Tidak dapat dimungkiri bahwa jika negara seperti Indonesia yang telah lama berkecimpung dan menikmati sumber daya alam khususnya energi ekstraktif seperti bahan bakar fosil menerapkan pajak karbon, maka akan muncul gejolak khususnya pada pasar. Inflasi tentu akan terjadi karena pengenaan pajak karbon akan berimbas pada kenaikan harga sejumlah barang atau bahkan jasa.
BACA JUGA: Jadi, Kapan Indonesia Akan Netral Karbon?
Indonesia perlu belajar dari penerapan pajak karbon di banyak negara, baik yang sukses dalam penerapannya, maupun yang terhambat karena gejolak yang timbul karenanya.
Terkait dengan penerapan pajak karbon, gejolak yang terjadi di Prancis pada November 2018 melalui Gerakan Rompi Kuning atau dikenal juga dengan Gerakan Jaket Kuning (Yellow Jacket Movement) dapat menjadi salah satu pelajaran berharga. Gerakan ini muncul karena reformasi pajak yang dilakukan pemerintahnya yang menyebabkan kenaikan harga bahan bakar yang cukup signifikan karena pajak karbon. Tentu beban yang tidak proporsional dari reformasi pajak tersebut akan menimpa para pekerja dan golong menengah.
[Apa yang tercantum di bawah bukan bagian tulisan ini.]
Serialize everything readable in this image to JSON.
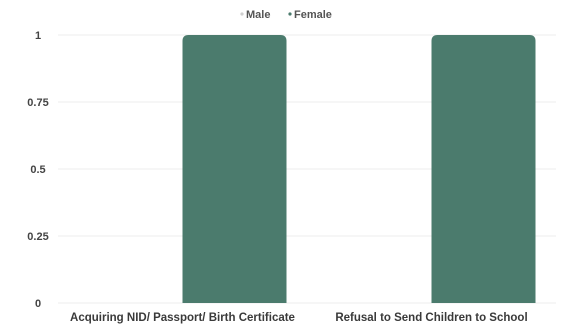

Namun, tidak sedikit pula negara yang sukses dengan penerapan pajak karbon. Salah satunya Swedia yang telah menerapkan pajak karbon sejak 1920. Bagi Swedia, pengelolaan yang tepat bukan hanya bermanfaat bagi keuangan negara, juga pengurangan emisi karbon, tapi juga mendorong pengembangan teknologi yang signifikan.